Sunday, January 20, 2008

AFFORDABLE HOUSING: Agency still owns houses, but not collecting rent

July 31, 2006

By Pat Litowitz
New Castle News

A nonprofit housing group is still in the rental business, albeit in name only.

Despite declaring itself insolvent in late March, Affordable Housing of Lawrence County remains the owner of eight properties in New Castle.

Four have tenants. However, Affordable Housing officials have not collected rent since the beginning of the year.

The other properties have transformed into neighborhood eyesores and potential hazards.

Garbage bags and boxes fill the porch of a vacant Highland Avenue triplex. About two miles away, a Croton Avenue structure no longer resembles a home, after vandals have damaged the interior. Three- and four-unit apartment complexes on East Wallace and Florence avenues are in varying stages of decline.

“Bill Bonner and myself have not made any decisions (about the properties),” said Deno DeLorenzo, Affordable Housing’s secretary and treasurer. “There are a variety of parties involved.”

Bonner, Affordable’s president, took over for Robert Evanick in January. Evanick is the executive director of the Lawrence County Housing Authority.

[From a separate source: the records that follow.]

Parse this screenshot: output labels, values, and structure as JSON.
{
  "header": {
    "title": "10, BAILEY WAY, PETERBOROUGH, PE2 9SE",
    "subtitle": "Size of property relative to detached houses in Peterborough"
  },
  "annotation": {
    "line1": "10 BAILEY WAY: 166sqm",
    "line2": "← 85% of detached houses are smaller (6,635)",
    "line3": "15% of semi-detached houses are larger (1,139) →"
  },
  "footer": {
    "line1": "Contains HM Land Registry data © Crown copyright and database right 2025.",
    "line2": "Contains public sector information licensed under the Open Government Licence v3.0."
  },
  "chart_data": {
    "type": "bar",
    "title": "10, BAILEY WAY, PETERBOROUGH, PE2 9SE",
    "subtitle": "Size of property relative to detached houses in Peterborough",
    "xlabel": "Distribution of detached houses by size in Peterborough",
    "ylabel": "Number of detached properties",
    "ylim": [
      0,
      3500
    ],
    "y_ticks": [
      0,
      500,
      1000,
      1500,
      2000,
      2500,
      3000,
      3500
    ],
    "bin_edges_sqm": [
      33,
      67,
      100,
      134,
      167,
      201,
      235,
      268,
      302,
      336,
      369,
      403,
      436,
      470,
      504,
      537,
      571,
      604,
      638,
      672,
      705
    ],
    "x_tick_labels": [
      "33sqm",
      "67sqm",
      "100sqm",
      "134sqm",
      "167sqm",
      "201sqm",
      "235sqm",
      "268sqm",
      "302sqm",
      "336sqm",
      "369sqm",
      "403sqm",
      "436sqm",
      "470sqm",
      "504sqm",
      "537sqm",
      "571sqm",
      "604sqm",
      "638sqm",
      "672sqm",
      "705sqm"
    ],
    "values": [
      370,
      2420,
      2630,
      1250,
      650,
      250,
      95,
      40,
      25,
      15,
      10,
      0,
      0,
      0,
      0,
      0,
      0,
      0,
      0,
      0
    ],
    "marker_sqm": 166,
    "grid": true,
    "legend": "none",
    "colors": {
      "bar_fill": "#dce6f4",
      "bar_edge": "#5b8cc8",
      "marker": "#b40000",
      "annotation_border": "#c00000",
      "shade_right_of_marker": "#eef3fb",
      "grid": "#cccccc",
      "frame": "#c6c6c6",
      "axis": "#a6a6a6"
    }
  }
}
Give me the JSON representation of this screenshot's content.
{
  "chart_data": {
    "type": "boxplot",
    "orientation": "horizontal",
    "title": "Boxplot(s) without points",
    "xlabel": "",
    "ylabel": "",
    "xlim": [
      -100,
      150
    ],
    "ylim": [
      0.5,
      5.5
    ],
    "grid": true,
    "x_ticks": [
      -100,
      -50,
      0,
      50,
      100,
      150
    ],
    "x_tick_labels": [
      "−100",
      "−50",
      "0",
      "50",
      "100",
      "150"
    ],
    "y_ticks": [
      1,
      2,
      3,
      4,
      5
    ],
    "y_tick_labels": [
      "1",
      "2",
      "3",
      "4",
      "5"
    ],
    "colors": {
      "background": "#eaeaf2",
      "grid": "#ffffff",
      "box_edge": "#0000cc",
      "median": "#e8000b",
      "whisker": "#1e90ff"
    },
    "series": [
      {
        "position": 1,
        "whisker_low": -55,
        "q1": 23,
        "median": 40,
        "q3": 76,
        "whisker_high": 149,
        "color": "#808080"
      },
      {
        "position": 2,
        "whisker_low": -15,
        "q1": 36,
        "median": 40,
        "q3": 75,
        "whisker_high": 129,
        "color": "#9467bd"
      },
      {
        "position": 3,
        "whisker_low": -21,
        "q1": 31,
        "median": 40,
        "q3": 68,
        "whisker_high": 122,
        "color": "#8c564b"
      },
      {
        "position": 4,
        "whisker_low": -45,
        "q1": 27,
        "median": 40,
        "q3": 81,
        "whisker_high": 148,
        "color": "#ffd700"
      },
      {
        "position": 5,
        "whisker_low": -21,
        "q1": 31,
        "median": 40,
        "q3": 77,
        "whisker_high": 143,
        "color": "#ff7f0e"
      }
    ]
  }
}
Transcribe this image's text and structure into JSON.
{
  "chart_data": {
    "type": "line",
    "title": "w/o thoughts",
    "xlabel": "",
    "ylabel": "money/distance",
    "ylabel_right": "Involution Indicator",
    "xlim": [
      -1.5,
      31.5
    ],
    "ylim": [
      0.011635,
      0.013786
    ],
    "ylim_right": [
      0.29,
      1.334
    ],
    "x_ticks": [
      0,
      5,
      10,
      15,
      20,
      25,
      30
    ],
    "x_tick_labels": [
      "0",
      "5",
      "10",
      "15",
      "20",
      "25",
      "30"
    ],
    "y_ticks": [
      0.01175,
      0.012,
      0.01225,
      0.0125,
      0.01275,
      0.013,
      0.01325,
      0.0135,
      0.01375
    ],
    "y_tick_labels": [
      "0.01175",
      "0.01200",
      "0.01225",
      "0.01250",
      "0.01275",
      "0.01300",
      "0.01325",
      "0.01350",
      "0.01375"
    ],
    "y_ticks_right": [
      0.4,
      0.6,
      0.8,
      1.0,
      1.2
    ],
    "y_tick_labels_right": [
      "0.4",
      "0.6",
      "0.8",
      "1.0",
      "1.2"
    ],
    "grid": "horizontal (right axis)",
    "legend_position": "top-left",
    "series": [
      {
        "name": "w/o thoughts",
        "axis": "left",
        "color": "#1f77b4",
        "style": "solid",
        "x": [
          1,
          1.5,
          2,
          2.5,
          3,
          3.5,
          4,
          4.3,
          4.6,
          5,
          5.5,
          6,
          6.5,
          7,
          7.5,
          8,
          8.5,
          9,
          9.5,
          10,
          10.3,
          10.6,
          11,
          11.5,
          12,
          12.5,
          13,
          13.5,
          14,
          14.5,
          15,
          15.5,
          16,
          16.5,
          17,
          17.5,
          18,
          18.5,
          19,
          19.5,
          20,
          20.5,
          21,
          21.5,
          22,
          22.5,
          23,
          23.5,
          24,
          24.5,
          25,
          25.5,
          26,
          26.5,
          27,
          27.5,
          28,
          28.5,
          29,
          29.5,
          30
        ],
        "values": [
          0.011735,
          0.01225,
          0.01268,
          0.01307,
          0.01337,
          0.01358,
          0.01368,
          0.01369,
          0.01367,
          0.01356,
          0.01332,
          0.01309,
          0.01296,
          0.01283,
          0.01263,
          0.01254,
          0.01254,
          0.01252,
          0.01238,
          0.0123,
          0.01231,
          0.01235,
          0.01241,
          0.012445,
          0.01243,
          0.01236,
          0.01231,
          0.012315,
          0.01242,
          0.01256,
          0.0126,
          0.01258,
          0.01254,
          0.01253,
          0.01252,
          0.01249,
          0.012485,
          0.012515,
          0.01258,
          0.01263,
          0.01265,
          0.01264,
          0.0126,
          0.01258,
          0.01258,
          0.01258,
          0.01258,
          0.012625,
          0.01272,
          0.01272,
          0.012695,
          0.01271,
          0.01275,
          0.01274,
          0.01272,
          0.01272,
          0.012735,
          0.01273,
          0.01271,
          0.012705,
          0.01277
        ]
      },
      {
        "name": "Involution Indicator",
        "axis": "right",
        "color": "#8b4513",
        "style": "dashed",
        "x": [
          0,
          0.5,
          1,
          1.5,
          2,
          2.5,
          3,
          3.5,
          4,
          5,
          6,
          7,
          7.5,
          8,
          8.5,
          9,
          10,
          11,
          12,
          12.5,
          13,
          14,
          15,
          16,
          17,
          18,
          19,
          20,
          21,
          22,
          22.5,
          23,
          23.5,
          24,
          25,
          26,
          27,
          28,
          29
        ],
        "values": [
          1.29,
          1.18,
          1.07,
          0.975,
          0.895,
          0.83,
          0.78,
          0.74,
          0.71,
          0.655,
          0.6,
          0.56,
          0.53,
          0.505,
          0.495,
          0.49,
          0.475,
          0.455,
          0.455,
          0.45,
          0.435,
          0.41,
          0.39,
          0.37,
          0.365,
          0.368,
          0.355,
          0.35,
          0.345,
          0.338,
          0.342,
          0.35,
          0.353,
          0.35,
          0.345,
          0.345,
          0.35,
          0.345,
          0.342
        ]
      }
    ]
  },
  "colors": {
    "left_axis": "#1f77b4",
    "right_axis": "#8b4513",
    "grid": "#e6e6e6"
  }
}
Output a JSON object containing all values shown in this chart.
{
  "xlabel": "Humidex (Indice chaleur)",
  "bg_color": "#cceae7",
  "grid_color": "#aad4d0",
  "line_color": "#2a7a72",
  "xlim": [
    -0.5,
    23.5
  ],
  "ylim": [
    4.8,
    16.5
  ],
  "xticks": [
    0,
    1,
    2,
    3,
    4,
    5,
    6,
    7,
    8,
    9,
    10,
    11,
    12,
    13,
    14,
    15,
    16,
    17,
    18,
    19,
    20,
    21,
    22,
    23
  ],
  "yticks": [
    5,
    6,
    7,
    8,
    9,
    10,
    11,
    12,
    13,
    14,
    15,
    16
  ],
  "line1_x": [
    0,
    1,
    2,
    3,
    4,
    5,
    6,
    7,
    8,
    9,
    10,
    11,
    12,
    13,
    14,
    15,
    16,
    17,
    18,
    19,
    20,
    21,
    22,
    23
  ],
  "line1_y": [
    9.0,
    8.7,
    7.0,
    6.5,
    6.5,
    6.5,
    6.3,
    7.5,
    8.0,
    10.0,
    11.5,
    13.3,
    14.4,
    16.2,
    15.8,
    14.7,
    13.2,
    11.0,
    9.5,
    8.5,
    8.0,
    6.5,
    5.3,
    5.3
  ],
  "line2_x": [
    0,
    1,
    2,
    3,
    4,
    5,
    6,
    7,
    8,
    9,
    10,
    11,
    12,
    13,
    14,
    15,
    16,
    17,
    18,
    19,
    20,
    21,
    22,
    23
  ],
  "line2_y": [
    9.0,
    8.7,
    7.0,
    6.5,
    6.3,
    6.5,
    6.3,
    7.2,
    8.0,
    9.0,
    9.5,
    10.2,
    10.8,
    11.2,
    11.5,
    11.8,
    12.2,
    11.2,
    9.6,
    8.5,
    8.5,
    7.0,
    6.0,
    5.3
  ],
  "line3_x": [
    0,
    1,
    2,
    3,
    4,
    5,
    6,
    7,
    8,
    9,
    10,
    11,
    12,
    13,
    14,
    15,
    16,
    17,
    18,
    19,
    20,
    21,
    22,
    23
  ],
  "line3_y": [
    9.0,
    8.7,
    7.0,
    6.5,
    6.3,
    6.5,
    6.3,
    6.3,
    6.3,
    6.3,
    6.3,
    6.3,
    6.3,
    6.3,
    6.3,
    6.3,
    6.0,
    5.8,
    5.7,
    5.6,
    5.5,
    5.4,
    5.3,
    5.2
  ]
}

The authority created the spin-off agency in August 2003. The authority also provided it with approximately $200,000 in loans and additional funds from its coin-laundry operations.

Under Evanick’s leadership, Affordable Housing purchased the eight properties last year for $340,000. First Commonwealth Bank entered into two mortgages with Affordable Housing that total $290,000.

With approximately a half-million dollars in debt, the nonprofit group said in late March it could no longer pay its bills. The housing authority has since ended its association with Affordable Housing and resumed control of its coin-laundry machines.

The U.S. Department of Housing and Urban Development, which provides the housing authority with its funding, has been investigating the issues involving the two groups.

Maria Bynum, HUD’s regional public affairs director in Philadelphia, said that probe continues. She would not provide additional information.

DeLorenzo said he and Bonner will be meeting this week with representatives of HUD and First Commonwealth.

“We’re going to decide jointly what were going to do,” he said. “Those decisions will be made in the next few days.”

He expects the houses to be out of Affordable’s name in the next three weeks.

First Commonwealth has yet to foreclose on the properties, according to the Lawrence County Sheriff’s Department.

DeLorenzo said one tenant paid rent in March and that was the last check he had received.

“Nobody is paying rent.”

The condition of the properties will have an adverse affect as Affordable Housing attempts to sell them off.

The Florence Avenue apartment building on the city’s East Side illustrates that point.

“It decreases the value over the whole neighborhood,” said Betsy Fisher, a real estate agent with Howard Hanna.

The structure was purchased from Nicholas DeRosa and John A. Orlando for $48,000 on Dec. 7, 2005. The county had valued the property at $30,800 while the state said it was worth approximately $34,000.

It would be difficult imagining the property recouping its sale price. Two homes on Florence Avenue recently sold for $15,000 and $17,000. They had been originally listed at $26,000 and $29,900.

“I don’t want to put a value on those houses,” DeLorenzo said. “That would be inappropriate.”

He said the properties would first be offered at a private sale and then at an auction.